中国によるチベット弾圧に反対する集会が、名古屋市の若宮大通り公園で行われました。集まっている人たちはかなり似たような年齢層、似たような格好にみえました。不思議に思い、聞いて見ると、参加のきっかけは「2ちゃんねる」や「mixi」のコミュニティでした。
若宮大通公園の東側、久屋大通り公園の南端でチベットの旗を掲げる人。
目次
P1.従来の市民運動とは空気が異なるデモ参加者
P2.
名古屋で500人の動員はイラク反戦以来
従来の市民運動とは空気が異なるデモ参加者
中国によるチベット弾圧に反対し、「チベットに自由を」求める集会が、名古屋市の若宮大通り公園で行われました。この日、集会とデモがあることは、筆者も知ってはいましたが、いったい誰が呼びかけていて、どこがやるのか? 名古屋で反戦運動や平和運動界隈にすこしかかわりのある人も、よくわからなかったようなので、顔を出してみました。まず、会場近くにいくと、チベットの大きな国旗をもった人が路上に立っていて、集会場所のほうを指差しています。その方角に向かっていくと、高速道路の高架下の公園に、かなりの数の人たちが集まっていました。

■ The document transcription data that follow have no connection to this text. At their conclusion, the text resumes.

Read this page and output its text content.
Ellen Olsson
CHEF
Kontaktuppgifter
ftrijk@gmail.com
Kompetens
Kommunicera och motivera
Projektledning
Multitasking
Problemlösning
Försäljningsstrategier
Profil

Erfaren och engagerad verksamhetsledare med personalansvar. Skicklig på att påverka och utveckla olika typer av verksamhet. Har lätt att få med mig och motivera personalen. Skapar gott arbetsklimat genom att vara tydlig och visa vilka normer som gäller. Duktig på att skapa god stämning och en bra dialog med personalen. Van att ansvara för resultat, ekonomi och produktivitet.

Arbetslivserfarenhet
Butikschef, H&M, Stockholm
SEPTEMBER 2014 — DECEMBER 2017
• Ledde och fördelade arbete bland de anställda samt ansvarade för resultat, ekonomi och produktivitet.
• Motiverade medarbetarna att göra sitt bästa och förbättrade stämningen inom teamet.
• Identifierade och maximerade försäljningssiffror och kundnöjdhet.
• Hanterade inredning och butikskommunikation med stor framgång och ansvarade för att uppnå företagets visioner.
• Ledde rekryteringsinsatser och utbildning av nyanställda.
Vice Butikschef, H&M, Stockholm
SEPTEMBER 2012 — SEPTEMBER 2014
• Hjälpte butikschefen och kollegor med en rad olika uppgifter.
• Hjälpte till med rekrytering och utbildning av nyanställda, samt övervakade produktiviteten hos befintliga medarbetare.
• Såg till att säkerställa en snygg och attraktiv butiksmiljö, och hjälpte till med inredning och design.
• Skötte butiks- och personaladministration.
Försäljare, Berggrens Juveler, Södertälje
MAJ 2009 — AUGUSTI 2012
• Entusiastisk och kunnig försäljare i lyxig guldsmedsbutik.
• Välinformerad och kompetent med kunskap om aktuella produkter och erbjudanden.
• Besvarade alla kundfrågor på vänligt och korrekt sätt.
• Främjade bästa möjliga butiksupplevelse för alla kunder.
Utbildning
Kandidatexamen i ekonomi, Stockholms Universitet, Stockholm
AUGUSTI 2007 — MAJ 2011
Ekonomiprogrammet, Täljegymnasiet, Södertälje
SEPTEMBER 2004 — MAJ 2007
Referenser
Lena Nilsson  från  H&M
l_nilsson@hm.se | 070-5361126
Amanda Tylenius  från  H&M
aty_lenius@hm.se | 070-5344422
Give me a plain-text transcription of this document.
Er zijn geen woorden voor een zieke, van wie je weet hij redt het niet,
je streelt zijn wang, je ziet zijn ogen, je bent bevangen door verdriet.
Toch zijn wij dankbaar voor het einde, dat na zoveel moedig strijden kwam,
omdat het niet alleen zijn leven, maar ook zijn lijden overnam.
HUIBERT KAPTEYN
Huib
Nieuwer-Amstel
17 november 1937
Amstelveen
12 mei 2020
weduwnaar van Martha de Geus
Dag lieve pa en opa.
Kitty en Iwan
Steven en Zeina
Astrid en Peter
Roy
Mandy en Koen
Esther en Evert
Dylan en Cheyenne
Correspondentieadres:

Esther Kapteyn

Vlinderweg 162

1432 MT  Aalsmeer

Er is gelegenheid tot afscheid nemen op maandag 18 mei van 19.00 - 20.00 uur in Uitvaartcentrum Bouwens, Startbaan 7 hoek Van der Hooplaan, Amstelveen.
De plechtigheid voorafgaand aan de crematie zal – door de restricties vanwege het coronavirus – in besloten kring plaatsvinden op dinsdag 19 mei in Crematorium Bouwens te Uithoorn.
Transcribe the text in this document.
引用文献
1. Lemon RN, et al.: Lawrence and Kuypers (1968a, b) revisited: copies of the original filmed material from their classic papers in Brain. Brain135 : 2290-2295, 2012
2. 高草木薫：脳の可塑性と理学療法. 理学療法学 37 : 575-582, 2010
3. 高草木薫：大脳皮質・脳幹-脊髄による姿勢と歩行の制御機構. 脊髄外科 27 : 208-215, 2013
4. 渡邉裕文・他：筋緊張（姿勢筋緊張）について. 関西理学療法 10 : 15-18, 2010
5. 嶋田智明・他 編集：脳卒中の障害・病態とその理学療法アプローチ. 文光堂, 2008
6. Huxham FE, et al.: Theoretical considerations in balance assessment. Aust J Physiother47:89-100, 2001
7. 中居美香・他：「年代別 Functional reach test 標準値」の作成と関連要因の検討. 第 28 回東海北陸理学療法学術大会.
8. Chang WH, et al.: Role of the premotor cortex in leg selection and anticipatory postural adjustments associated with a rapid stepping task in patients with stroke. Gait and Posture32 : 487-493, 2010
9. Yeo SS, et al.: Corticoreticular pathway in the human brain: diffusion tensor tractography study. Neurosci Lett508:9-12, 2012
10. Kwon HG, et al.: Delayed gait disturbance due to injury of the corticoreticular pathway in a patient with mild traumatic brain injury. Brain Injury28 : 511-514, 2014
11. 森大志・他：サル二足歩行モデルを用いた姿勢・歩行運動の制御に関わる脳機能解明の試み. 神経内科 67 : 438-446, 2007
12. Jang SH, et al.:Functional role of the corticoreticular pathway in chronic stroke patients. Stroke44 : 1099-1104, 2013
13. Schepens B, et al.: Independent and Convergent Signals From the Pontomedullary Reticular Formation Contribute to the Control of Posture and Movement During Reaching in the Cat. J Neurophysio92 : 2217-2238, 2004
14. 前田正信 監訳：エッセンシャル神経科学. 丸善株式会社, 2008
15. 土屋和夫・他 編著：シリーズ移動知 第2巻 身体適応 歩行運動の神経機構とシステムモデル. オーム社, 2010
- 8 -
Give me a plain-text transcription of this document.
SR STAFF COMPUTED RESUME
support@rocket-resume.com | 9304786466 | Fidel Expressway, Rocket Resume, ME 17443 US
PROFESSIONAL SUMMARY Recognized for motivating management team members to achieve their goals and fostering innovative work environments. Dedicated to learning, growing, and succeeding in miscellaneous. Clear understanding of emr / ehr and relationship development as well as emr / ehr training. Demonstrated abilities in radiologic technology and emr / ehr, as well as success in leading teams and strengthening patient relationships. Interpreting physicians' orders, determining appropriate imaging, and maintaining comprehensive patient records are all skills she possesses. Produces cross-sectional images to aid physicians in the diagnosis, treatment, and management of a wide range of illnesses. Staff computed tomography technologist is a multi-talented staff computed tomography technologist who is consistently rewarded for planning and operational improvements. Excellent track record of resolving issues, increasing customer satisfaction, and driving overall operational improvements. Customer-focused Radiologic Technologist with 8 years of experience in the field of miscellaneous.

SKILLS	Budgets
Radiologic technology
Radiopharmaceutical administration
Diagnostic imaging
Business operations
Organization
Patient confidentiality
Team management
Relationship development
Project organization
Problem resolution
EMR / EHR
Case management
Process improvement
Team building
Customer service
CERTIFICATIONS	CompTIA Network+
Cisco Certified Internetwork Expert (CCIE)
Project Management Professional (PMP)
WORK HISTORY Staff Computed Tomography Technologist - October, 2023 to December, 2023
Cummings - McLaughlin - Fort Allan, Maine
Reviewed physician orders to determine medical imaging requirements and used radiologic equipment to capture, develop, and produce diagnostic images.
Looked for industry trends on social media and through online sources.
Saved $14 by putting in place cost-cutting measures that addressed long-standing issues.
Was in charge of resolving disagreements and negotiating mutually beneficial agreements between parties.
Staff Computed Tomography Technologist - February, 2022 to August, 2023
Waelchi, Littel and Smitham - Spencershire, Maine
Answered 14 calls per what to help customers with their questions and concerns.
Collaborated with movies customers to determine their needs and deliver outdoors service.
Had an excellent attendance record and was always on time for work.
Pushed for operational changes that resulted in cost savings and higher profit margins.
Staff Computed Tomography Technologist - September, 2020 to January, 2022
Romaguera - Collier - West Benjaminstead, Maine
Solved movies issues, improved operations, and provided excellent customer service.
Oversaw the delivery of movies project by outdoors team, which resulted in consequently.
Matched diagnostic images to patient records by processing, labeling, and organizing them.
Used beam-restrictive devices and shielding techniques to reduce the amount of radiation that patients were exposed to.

集会に集まっていた人々は400人ほど。集まっている人たちは、みな一様にチベットの旗をもったり、プラカードをもったりしていました。主催者の挨拶があり、これから行なわれるデモの説明がありましたが「市民運動」の人たちとは、かなり違う印象を受けました。このデモに際して、ボランティア保険に入っているが、喧嘩や衝突などのトラブルなどが発生した場合は、保険の対象外になるとのことでした。デモにいくのにボランティア保険にはいるなんて初めてききましたが、入れるものなんだなぁと、へんなところに関心してしまいました。
また、集まっている人たちが、かなり似たような年齢層、似たような格好にみえることが気になったので、何人かの人に聞いてみたところ、普段は平和運動や市民運動に参加したことがない人たちばかりでした。そして、このデモに参加することにしたきっかけは、「2ちゃんねる」や「mixi」のコミュニティで知った、という方が圧倒的に多かったのには驚きました。
若宮大通公園の通路にて、チベットの旗を掲げて通行人にアピールする人たち。
どうやら、参加者の人たちは、日常生活では、チベットのことや政治活動、市民活動に興味がない人がかなりの数に上るようでした。普段は街頭に出ることや市民活動はしないのに、なぜチベットの問題には関心があって出てくるのですか、との問いには、言葉が詰まる方も何人かおられました。
何人かのひとは、やはりチベットが酷い状態であるとか、中国が悪い、ということを話してくれましたが、情報源は、「2ちゃんねる」だったり、TVなどの聖火をめぐる報道だったり、「mixi」やブログなどだったりするようでした。
集まっている人たちは『雑多な感じ』というよりは、ある程度の年齢層や嗜好性がみられるように思いました。年代としては、自分の年代前後。年齢は高くて40歳代まで。インターネットを介して情報源にアクセスしている、というか、多くの場合はインターネットといっても新聞というよりは、「2ちゃんねる」「mixi」などで情報を得ている。既存の政治活動や市民活動には無関心。場合によっては嫌悪感がある人も。全体的に、生活時間の中で、インターネットがかなりのウェイトを占めている人たちが多いように思いました。皆が持っているチベットの旗などのプラカードは、インターネット上でダウンロードをしてきたものも多いそうです。
デモ隊の先頭部分。チベットの旗が目立つ。
集会のあと、デモ隊が出発しました。すぐに目に付くだけで、制服の警察官が40人ほど、ほかにも制服ではない関係者らしき人たちがそれなりの数いました。このようなものものしい警備になることについて、参加者の一人は、自分たちは平和に訴えたいだけなのに過激派のような扱いで驚いた。と話していましたが、これはむしろ少数意見でした。何人かの人たちは、警察の誘導によって無事にデモができてよい、ということを話していました。
このあたりの発想方法は、いわゆる『活動家』の人たちはとだいぶ違います。そういった意味では、ほんとうに「一般市民」の人たちなのだなぁと思いました。
デモ隊のシュプレヒコールは、
チベットに平和を
ダライラマと対話を
ストップ・キリング
セーブ・チベット
チベットに言論の自由を
チベットに教育の自由を
チベットに宗教の自由を
パンチェンラマを返せ
などでした。シュプレヒコールの内容は統一されているようで、マイクを持つ人は紙を見ながら話していました。
集会の様子。スカーフをしているのが主催者側のスタッフ。
|
デモ隊の最後尾。お坊さんらしき人が2人いる。